Unutmayın, araştırma toplantılarında, bizler, müşterinin aklinin içindekileri öğrenmek için varız. Sizin AJAX. PHP, XHTML, CSS veya CGI'yi ne kadar iyi kullandığınızın hiçbir önemi yok bu toplantıda. Ya da ne kadar akilli ve basarili olduğunuzun, sarı yerine mavi kullanılması gerektiğinin de anlamı yok bu toplantıda. Tasarım sizin işiniz ve bunu müşterilerinize, bu önemli toplantıda anlatmaya ve öğretmeye çalışmanın bir anlamı yok.
Araştırma toplantılarında en son sormanız gerekenler, renk, sekil, teknoloji, duygu, "müşterinin en beğendiği siteler", sizin yaptığınız siteler, menü, fonksiyon olmalı. Bu toplantının ana amacı, sitenin varoluş nedeni ve yapılmak istenenler olmalı. Müşterinize tasarım soruları sormak yerine ticari, marka ve pazarlama soruları sorun. Tasarım sizin işiniz, müşterinin değil.
Müşterinin, size, beğendiği bir websitesinin gösterip, aynısını istemesini kabul etmeyin. Eğer, toplantı bu aşamaya gelmişse, bu müşterinin değil, sizin suçunuz. Müşteriye, onun dili ile her sitenin ve site kullanıcısının, o sitenin amacının ve hedeflerinin farklı olduğunu anlatın. Bu nedenle, o sizin gururla herkese gösterdiğiniz "tasarladığım siteler" dosyasını/porfoliyosunu toplantıya gitmeden önce ofisinizde bırakın.

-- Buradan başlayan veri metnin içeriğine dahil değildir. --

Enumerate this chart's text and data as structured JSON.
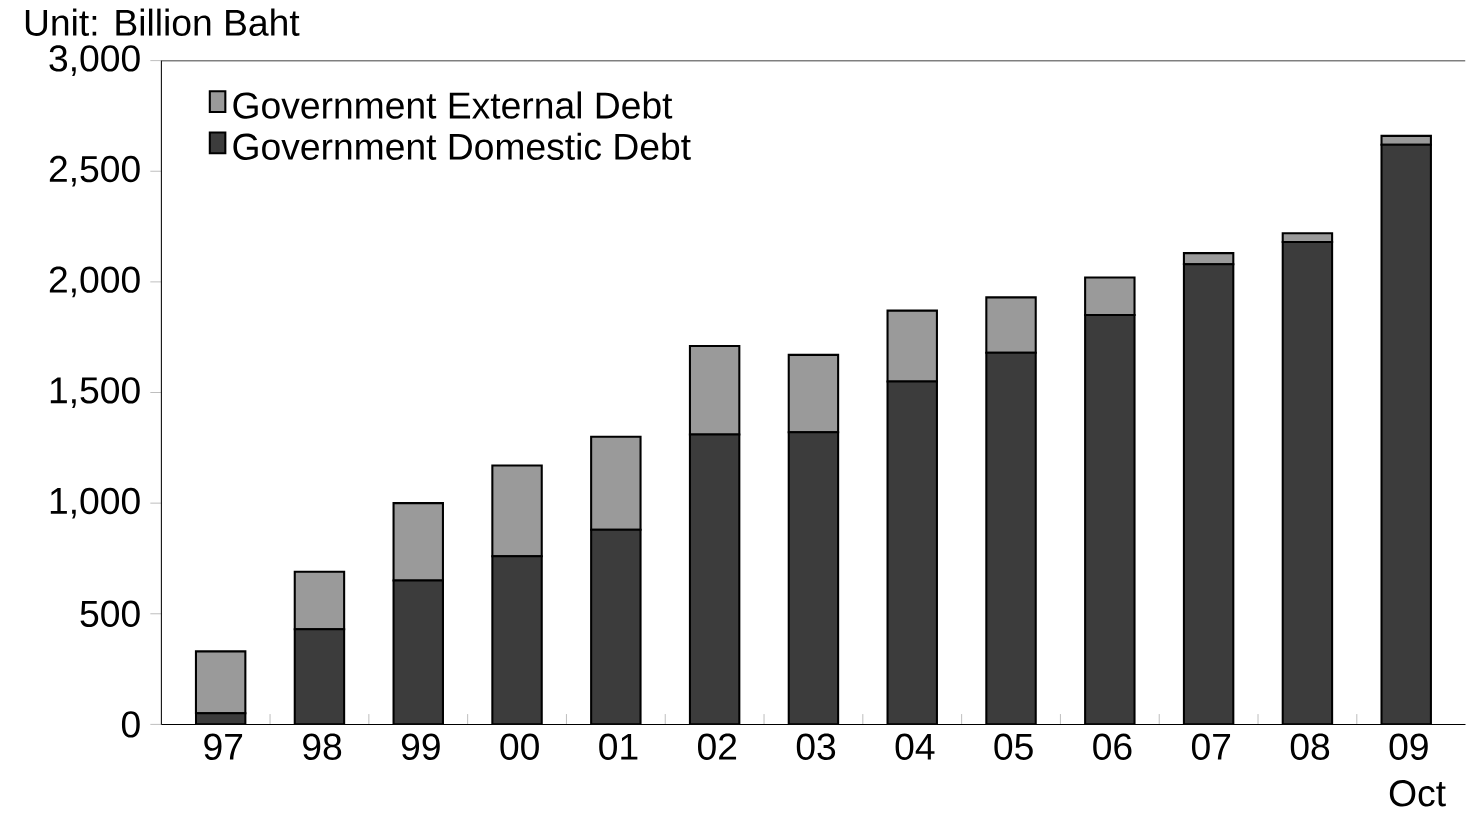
{
  "chart_data": {
    "type": "bar",
    "stacked": true,
    "ylabel": "Unit: Billion Baht",
    "categories": [
      "97",
      "98",
      "99",
      "00",
      "01",
      "02",
      "03",
      "04",
      "05",
      "06",
      "07",
      "08",
      "09 Oct"
    ],
    "series": [
      {
        "name": "Government Domestic Debt",
        "color": "#3c3c3c",
        "values": [
          50,
          430,
          650,
          760,
          880,
          1310,
          1320,
          1550,
          1680,
          1850,
          2080,
          2180,
          2620
        ]
      },
      {
        "name": "Government External Debt",
        "color": "#9a9a9a",
        "values": [
          280,
          260,
          350,
          410,
          420,
          400,
          350,
          320,
          250,
          170,
          50,
          40,
          40
        ]
      }
    ],
    "ylim": [
      0,
      3000
    ],
    "yticks": [
      {
        "value": 0,
        "label": "0"
      },
      {
        "value": 500,
        "label": "500"
      },
      {
        "value": 1000,
        "label": "1,000"
      },
      {
        "value": 1500,
        "label": "1,500"
      },
      {
        "value": 2000,
        "label": "2,000"
      },
      {
        "value": 2500,
        "label": "2,500"
      },
      {
        "value": 3000,
        "label": "3,000"
      }
    ],
    "legend": "top left"
  }
}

Müşterinizi, etkilemeye çalışmayın. Çünkü, ayni şeyi, müşterinizde sizin üzerinizde, şirketi için uygulayacaktır. Araştırma toplantısının, değerli dakikalarını, "kim kimden daha üstün" gibi gereksiz ve zaman öldürücü konularla ziyan etmeyin. Böyle bir yarışta, gerçek amaç ve hedefler saklanacak, istenilenden ya da gereğinden fazla sözler verilecektir. Bunu engellemenin yolu, toplantı öncesi araştırmada yatar. Toplantıya gitmeden önce, şirket websitesini (eğer varsa), değişik websitelerinde yazılmış, şirket hakkında yazıları (özellikle sikayetimvar.com), şirket yapısı ve değerleri konusunda araştırma yapın. Şirket hakkında ne kadar bilgiye sahip olursanız, toplantıdan o kadar istediğiniz bilgilerle dönme sansınız artar. Ayrıca, müşterinin size olan güveni artar ki bu her projenin ana temelidir: Karşılıklı Güven!